A Lokossa, l’axe carrefour Hilton bar - Boa et le tronçon passant devant l’Ecole primaire publique d’Agnivèdji donnent le ton de la transfiguration espérée du projet Asphaltage. Le premier lot des travaux d’asphaltage, en effet, suit son cours à Lokossa et laisse apparaître déjà des ouvrages d’assainissement sur plusieurs axes prioritaires retenus dans le cadre du projet. Ces axes, tout comme plusieurs autres en chantier, sont des plus fréquentés de l’arrondissement central de
Lokossa. Sur le tronçon carrefour Hilton bar-Boa, les caniveaux étant déjà posés, les ouvriers sont redéployés ailleurs en attendant le reste des œuvres à réaliser, conformément à l’agenda retenu.
Un tour, samedi 2 mars dernier, a permis de repérer ces ouvriers sur l’axe menant du carrefour Tribunal de première instance de deuxième classe de Lokossa au Lycée technique de la ville dans l’arrondissement de Houin. Très animé, ce tronçon de 3 km est le plus long axe en chantier. Le rythme de travail y est soutenu et dans la soirée du samedi, le chef du chantier n’a pas manqué de procéder, comme à ses habitudes, à la distribution des tâches pour le compte du lendemain, pour la célérité des travaux et la livraison à bonne date du chantier.
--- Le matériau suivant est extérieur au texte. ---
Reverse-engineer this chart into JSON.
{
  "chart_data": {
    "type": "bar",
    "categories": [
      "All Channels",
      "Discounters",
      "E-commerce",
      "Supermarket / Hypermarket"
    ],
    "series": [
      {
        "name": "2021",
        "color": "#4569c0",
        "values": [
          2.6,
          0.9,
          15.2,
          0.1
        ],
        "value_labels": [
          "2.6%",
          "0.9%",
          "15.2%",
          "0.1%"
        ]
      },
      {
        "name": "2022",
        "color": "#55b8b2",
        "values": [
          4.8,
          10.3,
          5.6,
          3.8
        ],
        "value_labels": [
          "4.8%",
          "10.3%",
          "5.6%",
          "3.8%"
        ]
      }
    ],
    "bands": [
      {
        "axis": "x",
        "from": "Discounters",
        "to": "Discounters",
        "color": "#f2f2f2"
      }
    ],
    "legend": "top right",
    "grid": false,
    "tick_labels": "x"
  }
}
« Sur le chantier, les travaux sont exécutés de jour comme de nuit sans tenir compte des jours fériés », témoigne Gérard Bossou, un riverain. Le premier lot des chantiers d’asphaltage en cours d’exécution à Lokossa porte sur une distance de 10,70 km pour un coût estimé à 21 807 725 058 francs Cfa. Lokossa est, en attendant d’autres, la seule ville du Mono prise en compte dans ce projet phare du gouvernement. Le premier lot des travaux est constitué de 19 chantiers confiés à Nse-Ce, entreprise adjudicataire. Lancés en août 2018, les travaux doivent s’achever dans un délai contractuel de quinze mois, au terme desquels Lokossa bénéficierait, au total, d’une trentaine de kilomètres de voies asphaltées. De quoi transfigurer largement cette ville et lui faire assumer dignement son statut de chef-lieu du département du Mono.